Generating fresh water from sea water is a vital capability for Navy ships, yet current shipboard systems struggle to remove contaminants from the water found in coastal areas. To improve this capability, Alion Science and Technology, an employee-owned, engineering, R&D, IT and operational solutions company, was awarded a $5 million contract to develop an advanced, energy-efficient shipboard desalination system for the Office of Naval Research (ONR).
Under these contracts, Alion will develop desalination plants that include advanced micro filter cleaning processes while also requiring lower power, volume and weight than current systems. Alion will design two systems: a smaller unit which can purify up to 4,000 gallons per day, and a larger one designed to treat up to 100,000 gallons of water daily.

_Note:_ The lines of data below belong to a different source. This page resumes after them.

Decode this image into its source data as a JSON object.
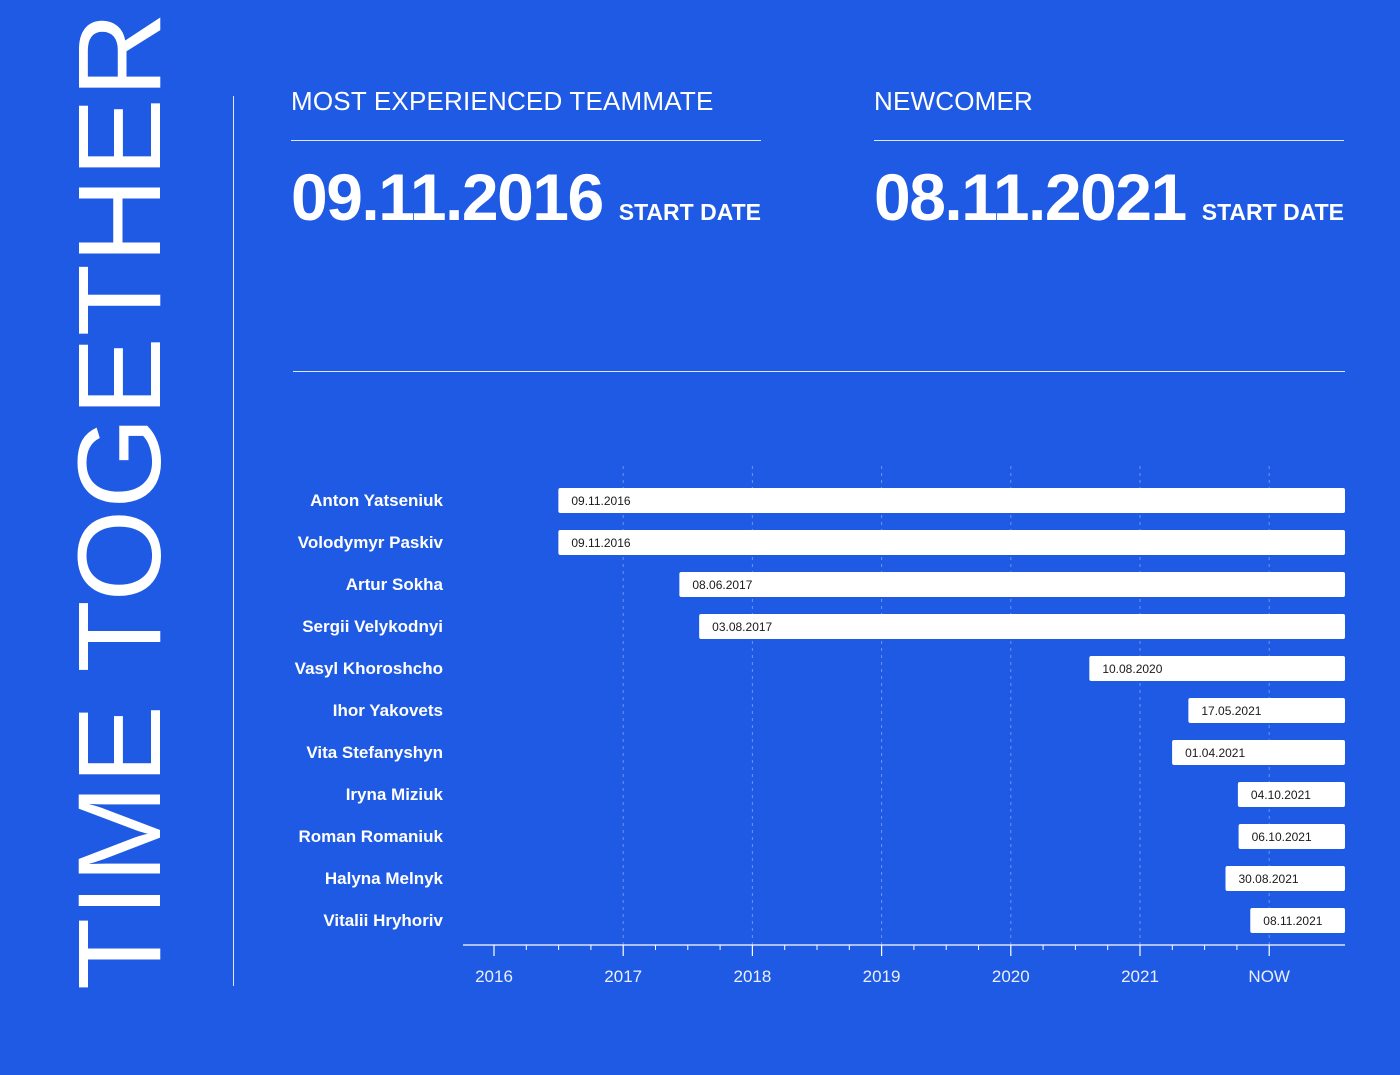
{
  "title": "TIME TOGETHER",
  "stats": {
    "experienced": {
      "label": "MOST EXPERIENCED TEAMMATE",
      "date": "09.11.2016",
      "caption": "START DATE"
    },
    "newcomer": {
      "label": "NEWCOMER",
      "date": "08.11.2021",
      "caption": "START DATE"
    }
  },
  "colors": {
    "background": "#1f5ae5",
    "foreground": "#ffffff",
    "bar_text": "#1a1a1a"
  },
  "chart_data": {
    "type": "bar",
    "orientation": "horizontal",
    "x_ticks": [
      "2016",
      "2017",
      "2018",
      "2019",
      "2020",
      "2021",
      "NOW"
    ],
    "xlim": [
      "2016-01-01",
      "2022-09-01"
    ],
    "grid": true,
    "rows": [
      {
        "name": "Anton Yatseniuk",
        "start": "2016-07-01",
        "label": "09.11.2016"
      },
      {
        "name": "Volodymyr Paskiv",
        "start": "2016-07-01",
        "label": "09.11.2016"
      },
      {
        "name": "Artur Sokha",
        "start": "2017-06-08",
        "label": "08.06.2017"
      },
      {
        "name": "Sergii Velykodnyi",
        "start": "2017-08-03",
        "label": "03.08.2017"
      },
      {
        "name": "Vasyl Khoroshcho",
        "start": "2020-08-10",
        "label": "10.08.2020"
      },
      {
        "name": "Ihor Yakovets",
        "start": "2021-05-17",
        "label": "17.05.2021"
      },
      {
        "name": "Vita Stefanyshyn",
        "start": "2021-04-01",
        "label": "01.04.2021"
      },
      {
        "name": "Iryna Miziuk",
        "start": "2021-10-04",
        "label": "04.10.2021"
      },
      {
        "name": "Roman Romaniuk",
        "start": "2021-10-06",
        "label": "06.10.2021"
      },
      {
        "name": "Halyna Melnyk",
        "start": "2021-08-30",
        "label": "30.08.2021"
      },
      {
        "name": "Vitalii Hryhoriv",
        "start": "2021-11-08",
        "label": "08.11.2021"
      }
    ]
  }
}
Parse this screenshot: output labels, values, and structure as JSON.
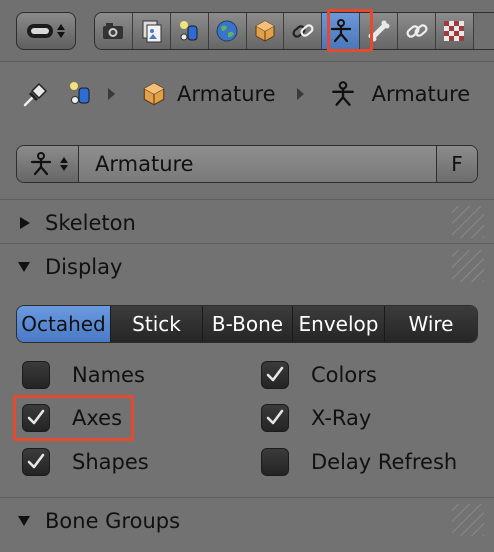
{
  "toolbar": {
    "editor_type_icon": "properties-editor-icon",
    "tabs": [
      {
        "icon": "camera-icon",
        "label": "Render"
      },
      {
        "icon": "render-layers-icon",
        "label": "Render Layers"
      },
      {
        "icon": "scene-icon",
        "label": "Scene"
      },
      {
        "icon": "world-icon",
        "label": "World"
      },
      {
        "icon": "object-icon",
        "label": "Object"
      },
      {
        "icon": "constraints-icon",
        "label": "Object Constraints"
      },
      {
        "icon": "armature-data-icon",
        "label": "Armature Data",
        "active": true
      },
      {
        "icon": "bone-icon",
        "label": "Bone"
      },
      {
        "icon": "bone-constraints-icon",
        "label": "Bone Constraints"
      },
      {
        "icon": "texture-icon",
        "label": "Texture"
      }
    ]
  },
  "breadcrumb": {
    "object_name": "Armature",
    "data_name": "Armature"
  },
  "datablock": {
    "name": "Armature",
    "fake_user": "F"
  },
  "panels": {
    "skeleton": "Skeleton",
    "display": "Display",
    "bone_groups": "Bone Groups"
  },
  "display": {
    "modes": [
      "Octahed",
      "Stick",
      "B-Bone",
      "Envelop",
      "Wire"
    ],
    "active_mode": "Octahed",
    "options": {
      "names": {
        "label": "Names",
        "checked": false
      },
      "colors": {
        "label": "Colors",
        "checked": true
      },
      "axes": {
        "label": "Axes",
        "checked": true
      },
      "xray": {
        "label": "X-Ray",
        "checked": true
      },
      "shapes": {
        "label": "Shapes",
        "checked": true
      },
      "delay_refresh": {
        "label": "Delay Refresh",
        "checked": false
      }
    }
  },
  "colors": {
    "accent_blue": "#5a88d0",
    "highlight_red": "#e34a2f",
    "panel_bg": "#727272"
  }
}
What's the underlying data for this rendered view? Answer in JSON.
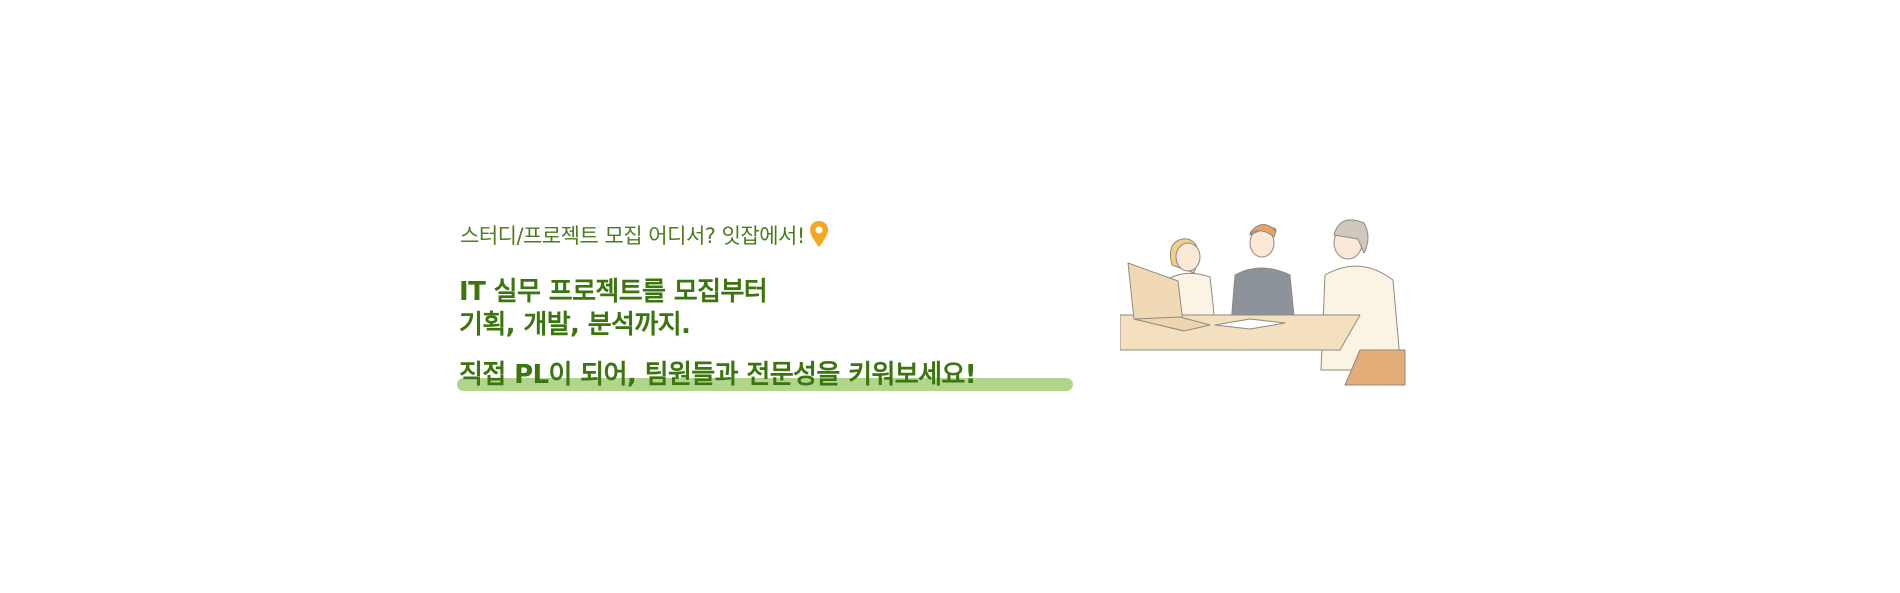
{
  "banner": {
    "subtitle": "스터디/프로젝트 모집 어디서? 잇잡에서!",
    "heading_line1": "IT 실무 프로젝트를 모집부터",
    "heading_line2": "기획, 개발, 분석까지.",
    "highlight": "직접 PL이 되어, 팀원들과 전문성을 키워보세요!",
    "pin_icon": "location-pin-icon",
    "colors": {
      "text": "#3b750e",
      "highlight": "#b1d68b",
      "pin": "#f5a623"
    }
  }
}
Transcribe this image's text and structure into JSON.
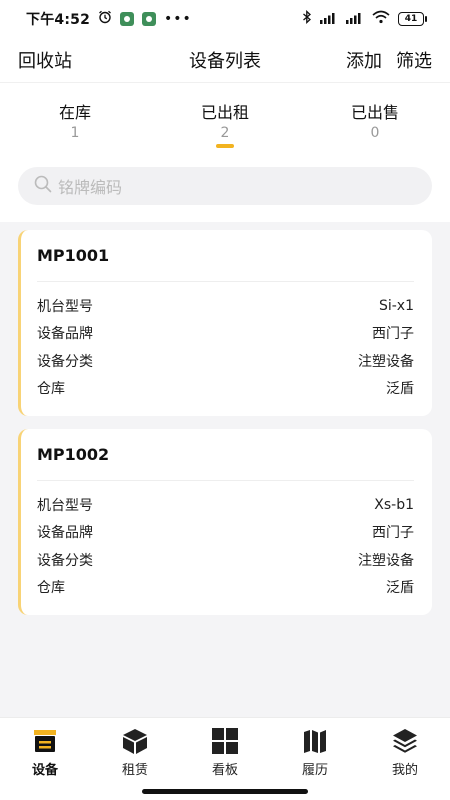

While existing systems can operate effectively more than 99 percent of the time in the open ocean, their uptime drops to as low as 50 percent in littoral and near-shore environments, according to ONR; the systems were simply not designed to deal with the volume and types of biological and chemical particulates found along coastlines. Alion will develop and integrate new technologies to bring system availability to 95 percent in the littorals while also reducing maintenance needs.
Greg Bryant, Alion Senior Vice President and Manager of Integrated Solutions Group, explained that operating in coastal areas are essential to the Navy’s strategy. “We are confident that we can meet ONR’s design requirements and performance goals and deliver units ready for shipboard evaluation,” Bryant said, adding, “Alion’s unique technologies, coupled with our experience developing a prior version of a Navy desalination system, will help provide future combatant ships with the ability to operate for extended periods in both open and littoral waters.”
ONR’s Advanced Shipboard Water Desalination program is being developed through the Future Naval Capabilities program. Full prototype demonstrations are expected in 2014.